Don’t forget to make it up to them as well if you treated them mean!
You might also want to check out: 9 real reasons why it looks like your dog hates you
#5: How do you conclude arguments?
Again, when you’re upset, so is your dog.
Let’s say you’re arguing with your significant other and your dog sees this over and over. Your dog is highly likely to associate your negative mood with your partner’s presence.
If your dog is close to both you and your SO, they’ll will side with whoever has the stronger bond with them. As a result, might be aggressive towards the other person.
What you can do is to keep your disagreements low-key and speak calmly as much and as often as you can.
In another instance, you might have gotten your dog used to jumping and hugging you when you get home. Then you’re having a bad day so when he did, you scolded him.
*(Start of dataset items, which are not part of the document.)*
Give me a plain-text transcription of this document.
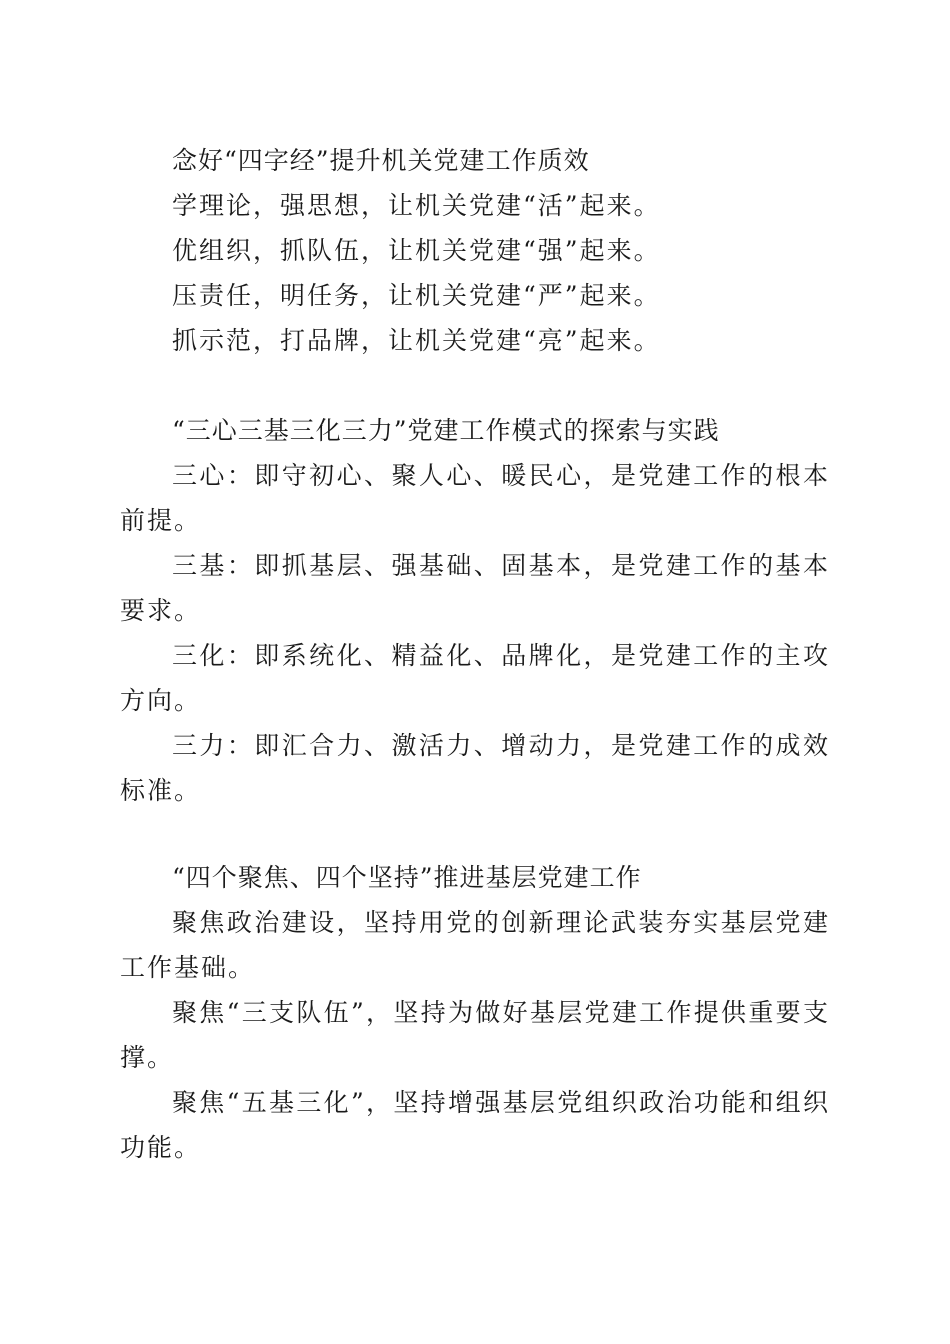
念好“四字经”提升机关党建工作质效
学理论，强思想，让机关党建“活”起来。
优组织，抓队伍，让机关党建“强”起来。
压责任，明任务，让机关党建“严”起来。
抓示范，打品牌，让机关党建“亮”起来。
“三心三基三化三力”党建工作模式的探索与实践

三心：即守初心、聚人心、暖民心，是党建工作的根本前提。

三基：即抓基层、强基础、固基本，是党建工作的基本要求。

三化：即系统化、精益化、品牌化，是党建工作的主攻方向。

三力：即汇合力、激活力、增动力，是党建工作的成效标准。

“四个聚焦、四个坚持”推进基层党建工作

聚焦政治建设，坚持用党的创新理论武装夯实基层党建工作基础。

聚焦“三支队伍”，坚持为做好基层党建工作提供重要支撑。

聚焦“五基三化”，坚持增强基层党组织政治功能和组织功能。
Don’t give your dog mixed signals. Be consistent because this messes with them.
Your dog needs to be able to rely on you, so if you’re reliable, your dog will be too.
Now if you’re furious and don’t know how to handle yourself, stay away from your dog.
Remember, dogs can sense how you feel – the tension, your facial expression, the tone of your voice. They’re sensitive so they’ll be agitated.
Please, don’t ever respond to their barking physically. It’s NEVER acceptable to hit your dog. As humans we should know better and act humane.
Try to remain patient. Violence and/or yelling is never the solution.